Wurzelbacher shot to instant fame when John McCain brought him up during the last presidential debate. At an Obama campaign appearance, he Ohio native had challenged the Illinois senator on his tax plan, saying he wanted to buy a small business for $250,000 and was worried about taxes he might face.
Wurzelbacher later revealed he was talking about a possibility - that he makes far less than $250,000, and would not currently be taxed under Obama’s plan. He also came under intense scrutiny that included questions about whether he was even registered to be a plumber.
“There is a lot of, a lot of different taxes. Capital gains. Different things. It’s hard to follow all of that to be honest with you,” Wurzelbacher said Tuesday. “But if you look at the basic facts, [Obama] wants to spend a million or a trillion dollars in new spending. Where is he going to get it?”

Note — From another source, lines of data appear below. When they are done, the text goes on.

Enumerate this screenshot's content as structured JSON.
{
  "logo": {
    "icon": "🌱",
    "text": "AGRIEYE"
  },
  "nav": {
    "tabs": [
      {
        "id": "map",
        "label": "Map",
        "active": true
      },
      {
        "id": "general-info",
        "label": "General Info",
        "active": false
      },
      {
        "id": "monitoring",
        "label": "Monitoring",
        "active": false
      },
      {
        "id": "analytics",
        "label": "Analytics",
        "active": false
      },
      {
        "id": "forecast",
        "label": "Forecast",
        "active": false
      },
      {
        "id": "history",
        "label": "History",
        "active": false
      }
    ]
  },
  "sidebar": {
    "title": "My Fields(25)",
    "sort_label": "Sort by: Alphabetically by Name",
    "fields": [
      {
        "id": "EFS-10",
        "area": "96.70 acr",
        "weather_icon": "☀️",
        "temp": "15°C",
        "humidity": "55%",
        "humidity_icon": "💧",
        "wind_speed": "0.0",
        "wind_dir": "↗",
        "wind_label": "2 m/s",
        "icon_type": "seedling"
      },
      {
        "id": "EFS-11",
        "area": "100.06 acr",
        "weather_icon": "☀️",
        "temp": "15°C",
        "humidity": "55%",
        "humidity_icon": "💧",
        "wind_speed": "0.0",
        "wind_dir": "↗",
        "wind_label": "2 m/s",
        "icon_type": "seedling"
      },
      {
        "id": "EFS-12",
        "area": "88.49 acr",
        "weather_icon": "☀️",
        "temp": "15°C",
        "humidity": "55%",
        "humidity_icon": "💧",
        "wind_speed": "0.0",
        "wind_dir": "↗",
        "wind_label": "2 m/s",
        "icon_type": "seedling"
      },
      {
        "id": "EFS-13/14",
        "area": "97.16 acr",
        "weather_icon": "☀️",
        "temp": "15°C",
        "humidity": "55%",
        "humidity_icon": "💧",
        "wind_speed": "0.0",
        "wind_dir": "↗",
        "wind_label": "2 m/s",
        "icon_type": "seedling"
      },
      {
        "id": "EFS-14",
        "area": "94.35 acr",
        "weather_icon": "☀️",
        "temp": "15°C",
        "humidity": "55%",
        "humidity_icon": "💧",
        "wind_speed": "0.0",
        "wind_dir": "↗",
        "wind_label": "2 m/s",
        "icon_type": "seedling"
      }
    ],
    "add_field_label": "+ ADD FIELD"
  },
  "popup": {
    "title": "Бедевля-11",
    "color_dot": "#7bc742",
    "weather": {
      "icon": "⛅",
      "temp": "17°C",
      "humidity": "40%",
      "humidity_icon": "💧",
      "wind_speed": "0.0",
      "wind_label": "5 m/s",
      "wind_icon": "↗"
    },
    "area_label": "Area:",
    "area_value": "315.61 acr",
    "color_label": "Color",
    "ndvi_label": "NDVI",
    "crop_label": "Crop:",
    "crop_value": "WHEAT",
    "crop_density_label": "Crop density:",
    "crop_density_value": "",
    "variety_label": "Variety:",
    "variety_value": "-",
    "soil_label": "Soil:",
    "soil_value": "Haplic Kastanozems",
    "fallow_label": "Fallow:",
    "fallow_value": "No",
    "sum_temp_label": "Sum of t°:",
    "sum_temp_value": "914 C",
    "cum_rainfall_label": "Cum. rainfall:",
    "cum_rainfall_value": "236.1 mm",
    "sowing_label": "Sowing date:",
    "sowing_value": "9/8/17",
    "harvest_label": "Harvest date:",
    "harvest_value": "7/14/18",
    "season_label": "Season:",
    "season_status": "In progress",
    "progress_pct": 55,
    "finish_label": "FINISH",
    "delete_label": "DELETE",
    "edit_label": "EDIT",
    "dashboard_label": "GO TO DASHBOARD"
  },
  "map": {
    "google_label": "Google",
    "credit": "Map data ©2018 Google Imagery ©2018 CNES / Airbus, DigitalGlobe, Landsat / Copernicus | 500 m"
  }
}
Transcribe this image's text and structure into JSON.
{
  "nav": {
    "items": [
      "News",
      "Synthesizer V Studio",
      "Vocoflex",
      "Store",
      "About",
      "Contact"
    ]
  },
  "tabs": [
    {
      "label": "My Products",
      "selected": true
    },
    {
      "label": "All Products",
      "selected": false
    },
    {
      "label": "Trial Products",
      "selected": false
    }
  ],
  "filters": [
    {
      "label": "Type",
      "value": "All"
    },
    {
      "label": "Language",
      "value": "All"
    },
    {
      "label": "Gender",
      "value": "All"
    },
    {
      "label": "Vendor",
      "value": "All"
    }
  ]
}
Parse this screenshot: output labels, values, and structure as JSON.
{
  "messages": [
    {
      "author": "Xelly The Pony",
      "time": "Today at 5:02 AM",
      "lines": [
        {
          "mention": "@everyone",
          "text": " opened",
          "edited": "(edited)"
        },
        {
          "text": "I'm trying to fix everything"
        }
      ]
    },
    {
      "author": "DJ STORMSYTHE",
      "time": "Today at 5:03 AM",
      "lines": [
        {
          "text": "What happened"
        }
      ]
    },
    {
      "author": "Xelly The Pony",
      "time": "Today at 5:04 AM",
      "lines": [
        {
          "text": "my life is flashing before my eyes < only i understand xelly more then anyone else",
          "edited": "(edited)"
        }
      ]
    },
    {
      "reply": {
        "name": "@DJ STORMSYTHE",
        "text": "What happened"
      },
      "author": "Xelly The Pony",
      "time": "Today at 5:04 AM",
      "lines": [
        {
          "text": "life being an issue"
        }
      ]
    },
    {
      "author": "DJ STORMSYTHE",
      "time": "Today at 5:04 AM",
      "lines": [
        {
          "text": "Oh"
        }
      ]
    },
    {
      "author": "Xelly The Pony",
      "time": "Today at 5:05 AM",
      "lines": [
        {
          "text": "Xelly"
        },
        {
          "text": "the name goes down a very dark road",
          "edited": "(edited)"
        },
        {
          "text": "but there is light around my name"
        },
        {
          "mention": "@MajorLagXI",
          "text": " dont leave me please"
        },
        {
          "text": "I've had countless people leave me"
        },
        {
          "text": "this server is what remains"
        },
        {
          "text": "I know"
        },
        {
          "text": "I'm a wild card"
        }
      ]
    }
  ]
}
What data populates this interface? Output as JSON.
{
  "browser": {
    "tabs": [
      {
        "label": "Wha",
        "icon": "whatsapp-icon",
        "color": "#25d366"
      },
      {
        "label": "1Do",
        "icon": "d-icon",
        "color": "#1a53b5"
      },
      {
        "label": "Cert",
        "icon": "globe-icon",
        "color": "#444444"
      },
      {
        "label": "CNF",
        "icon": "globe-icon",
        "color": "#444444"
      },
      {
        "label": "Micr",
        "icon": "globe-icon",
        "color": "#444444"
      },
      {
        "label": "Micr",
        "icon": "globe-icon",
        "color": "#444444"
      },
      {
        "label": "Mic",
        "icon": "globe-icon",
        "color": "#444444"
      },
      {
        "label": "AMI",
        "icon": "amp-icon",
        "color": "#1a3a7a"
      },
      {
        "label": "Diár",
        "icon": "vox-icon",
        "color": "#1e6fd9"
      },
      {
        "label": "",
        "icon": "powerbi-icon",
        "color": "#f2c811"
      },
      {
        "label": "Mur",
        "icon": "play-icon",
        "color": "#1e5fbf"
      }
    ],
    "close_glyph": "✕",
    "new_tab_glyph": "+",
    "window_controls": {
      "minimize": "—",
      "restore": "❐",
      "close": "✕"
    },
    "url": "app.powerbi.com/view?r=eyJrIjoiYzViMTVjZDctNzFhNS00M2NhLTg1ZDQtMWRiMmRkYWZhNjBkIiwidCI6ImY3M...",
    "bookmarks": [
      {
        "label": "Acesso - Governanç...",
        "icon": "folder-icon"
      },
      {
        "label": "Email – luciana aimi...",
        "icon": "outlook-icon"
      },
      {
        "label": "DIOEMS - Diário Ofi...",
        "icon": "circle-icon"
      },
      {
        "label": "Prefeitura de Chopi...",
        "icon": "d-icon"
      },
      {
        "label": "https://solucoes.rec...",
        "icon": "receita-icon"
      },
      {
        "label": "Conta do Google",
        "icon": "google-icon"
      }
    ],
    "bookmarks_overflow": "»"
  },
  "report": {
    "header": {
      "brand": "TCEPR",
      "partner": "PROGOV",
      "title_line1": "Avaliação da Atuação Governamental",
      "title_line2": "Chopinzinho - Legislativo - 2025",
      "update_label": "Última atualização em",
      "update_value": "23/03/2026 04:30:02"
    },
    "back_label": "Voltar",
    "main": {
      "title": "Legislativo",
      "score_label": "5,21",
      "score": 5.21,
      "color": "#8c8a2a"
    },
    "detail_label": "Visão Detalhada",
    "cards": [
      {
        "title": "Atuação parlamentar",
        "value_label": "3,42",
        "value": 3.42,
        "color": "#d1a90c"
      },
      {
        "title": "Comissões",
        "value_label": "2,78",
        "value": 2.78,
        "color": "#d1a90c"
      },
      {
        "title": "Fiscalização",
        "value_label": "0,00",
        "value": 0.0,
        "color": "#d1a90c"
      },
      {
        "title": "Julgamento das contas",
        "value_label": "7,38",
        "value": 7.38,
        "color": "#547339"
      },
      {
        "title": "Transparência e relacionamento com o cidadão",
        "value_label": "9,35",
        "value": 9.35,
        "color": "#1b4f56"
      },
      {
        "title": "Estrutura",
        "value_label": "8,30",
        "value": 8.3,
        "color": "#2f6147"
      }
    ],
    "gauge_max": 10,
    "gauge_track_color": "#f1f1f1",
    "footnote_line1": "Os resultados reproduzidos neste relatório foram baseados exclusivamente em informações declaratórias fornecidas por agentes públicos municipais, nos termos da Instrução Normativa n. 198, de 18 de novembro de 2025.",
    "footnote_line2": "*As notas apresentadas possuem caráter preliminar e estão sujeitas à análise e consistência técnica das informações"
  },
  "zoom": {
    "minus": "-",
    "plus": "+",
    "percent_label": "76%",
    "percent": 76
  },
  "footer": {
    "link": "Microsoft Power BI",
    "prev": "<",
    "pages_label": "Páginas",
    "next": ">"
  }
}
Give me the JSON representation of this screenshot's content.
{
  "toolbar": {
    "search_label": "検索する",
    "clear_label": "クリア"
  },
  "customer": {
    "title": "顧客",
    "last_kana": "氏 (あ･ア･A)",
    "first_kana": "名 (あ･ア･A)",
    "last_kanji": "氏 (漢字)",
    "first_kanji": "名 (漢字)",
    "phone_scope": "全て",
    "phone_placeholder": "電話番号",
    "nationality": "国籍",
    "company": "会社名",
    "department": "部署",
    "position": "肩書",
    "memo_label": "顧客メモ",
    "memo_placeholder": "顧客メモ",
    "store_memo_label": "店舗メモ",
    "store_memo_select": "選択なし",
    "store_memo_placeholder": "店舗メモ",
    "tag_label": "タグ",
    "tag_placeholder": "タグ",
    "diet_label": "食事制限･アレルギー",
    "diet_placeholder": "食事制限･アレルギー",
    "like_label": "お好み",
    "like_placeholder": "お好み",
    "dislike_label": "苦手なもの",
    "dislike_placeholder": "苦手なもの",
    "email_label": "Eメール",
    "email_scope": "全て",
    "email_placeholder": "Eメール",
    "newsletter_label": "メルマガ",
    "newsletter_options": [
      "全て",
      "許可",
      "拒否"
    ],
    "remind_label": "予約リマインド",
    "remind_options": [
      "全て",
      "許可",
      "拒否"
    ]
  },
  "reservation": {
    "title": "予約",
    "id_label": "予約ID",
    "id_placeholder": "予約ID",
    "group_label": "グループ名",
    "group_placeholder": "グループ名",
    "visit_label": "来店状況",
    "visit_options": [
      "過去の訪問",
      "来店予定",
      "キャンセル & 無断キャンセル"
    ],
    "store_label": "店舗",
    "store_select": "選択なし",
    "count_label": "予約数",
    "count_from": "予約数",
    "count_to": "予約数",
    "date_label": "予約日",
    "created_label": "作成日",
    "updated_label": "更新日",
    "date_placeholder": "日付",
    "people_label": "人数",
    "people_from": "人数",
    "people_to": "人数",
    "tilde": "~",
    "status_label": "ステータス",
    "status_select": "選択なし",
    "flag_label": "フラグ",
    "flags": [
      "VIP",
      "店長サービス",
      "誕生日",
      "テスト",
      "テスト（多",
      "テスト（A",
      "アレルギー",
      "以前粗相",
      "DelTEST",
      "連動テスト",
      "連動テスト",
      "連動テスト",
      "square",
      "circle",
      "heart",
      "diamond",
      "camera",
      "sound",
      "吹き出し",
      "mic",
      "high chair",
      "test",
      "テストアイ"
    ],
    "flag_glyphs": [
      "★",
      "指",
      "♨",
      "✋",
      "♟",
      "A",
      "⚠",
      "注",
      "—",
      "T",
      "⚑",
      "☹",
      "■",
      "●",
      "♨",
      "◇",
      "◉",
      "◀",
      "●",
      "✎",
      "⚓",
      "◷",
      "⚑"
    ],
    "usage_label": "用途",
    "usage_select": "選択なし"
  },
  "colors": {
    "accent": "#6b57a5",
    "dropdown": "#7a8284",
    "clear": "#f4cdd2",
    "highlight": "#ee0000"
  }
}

Ohio’s inspector general is looking into reports that Wurzelbacher’s information was accessed on state databases. Cuyahoga Support Enforcement Agency Director Jim Viviani tells CNN he is trying to determine whether one of his employees accessed Wurzelbacher’s information on October 17, the day after the last presidential debate. Wurzelbacher doesn’t live in the county and Viviani says there would be no reason to access his records.